Allereerst zette de Raad van State vraagtekens bij de harmonisatie waarbij de regelgeving voor peuterspeelzalen volledig gelijk wordt getrokken aan die voor kinderdagverblijven. Terwijl kinderdagverblijven zich richten op kinderen van 0-4 jaar richten peuterspeelzalen zich op kinderen van 2-4 jaar. De Raad van State begrijpt dan ook niet de noodzaak van het gelijktrekken van kwaliteitseisen. Volgens de Raad van State zouden de twee opvangorganen andere doelen hebben: kinderopvang is er voor kinderen van werkende ouders, peuterspeelzalen is er om peuters zich spelend te laten ontwikkelen. Waarom deze vormen toch geharmoniseerd moeten worden, moet daarom beter gemotiveerd worden.
De Raad van State uitte meer kritiek op de wetsvoorstellen van minister Asscher. Ze willen ook een betere onderbouwing van het wetsvoorstel Innovatie en kwaliteit kinderopvang. Lees meer
Werkende ouders
Vanuit de branche klonken op social media al vraagtekens bij de inhoudelijke feedback van de Raad van State. De doelstelling van kinderopvang en peuterspeelzaalwerk schuift al jaren dichter naar elkaar toe. Kinderen leren op kinderdagverblijven ook spelenderwijs. Verder klopt de aanname van de Raad van State dat werkende ouders alleen gebruikmaken van kinderopvang niet. Onderzoeksbureau Buitenhek toonde onlangs aan dat werkende ouders ook veelvuldig gebruikmaken van peuterspeelzaalwerk.

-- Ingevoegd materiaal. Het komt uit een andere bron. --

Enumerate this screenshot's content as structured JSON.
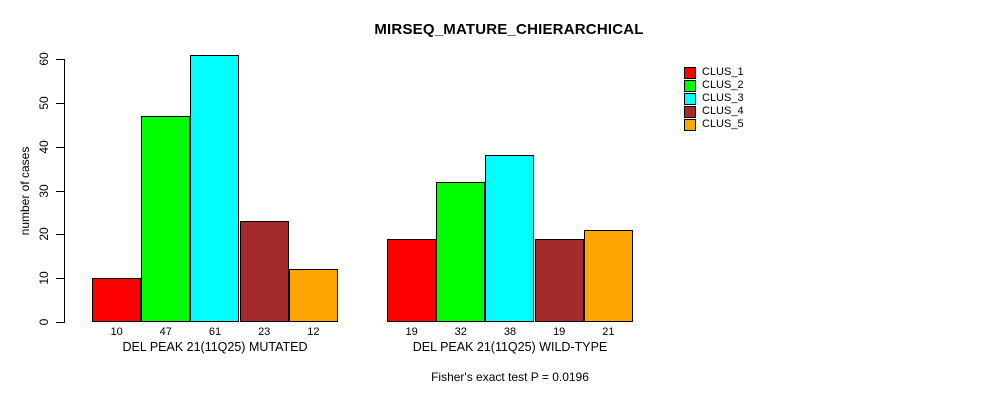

Ik vraag me af of de Raad van State onder een steen vandaan komt. Ze beschrijven een speelveld dat volstrekt de plank misslaat. Treurig! https://t.co/xMjo36pSB9
— Corona Sanders-Koek (@CoronaSK) November 2, 2016
Gelijk speelveld
Brancheorganisatie Kinderopvang verwacht dat de harmonisatie voor meer eenduidigheid in regelgeving, gelijke kwaliteitseisen voor alle voorzieningen en een gelijkwaardig financieringssysteem zorgt. De harmonisatie zorgt volgens de Brancheorganisatie voor een gelijk speelveld dat er nu niet is. Daarnaast voorkomt het de ongewenste versnippering van voorzieningen voor jonge kinderen. ‘De Brancheorganisatie schaart zich unaniem achter het uitgangspunt van het ministerie voor keuzevrijheid en werkt hierin graag samen met ouders, gemeenten en onderwijs.’
Groter bereik
De harmonisatie van peuterspeelzaallocaties kan ook een aanloop zijn naar een groter bereik onder peuters. De Brancheorganisatie signaleerde dat ongeveer 40.000 peuters (20 procent) niet naar een peutervoorziening gaan. De organisatie is hierover in gesprek met de ministeries van Onderwijs en Sociale Zaken om kinderopvang nog toegankelijker te maken voor alle kinderen.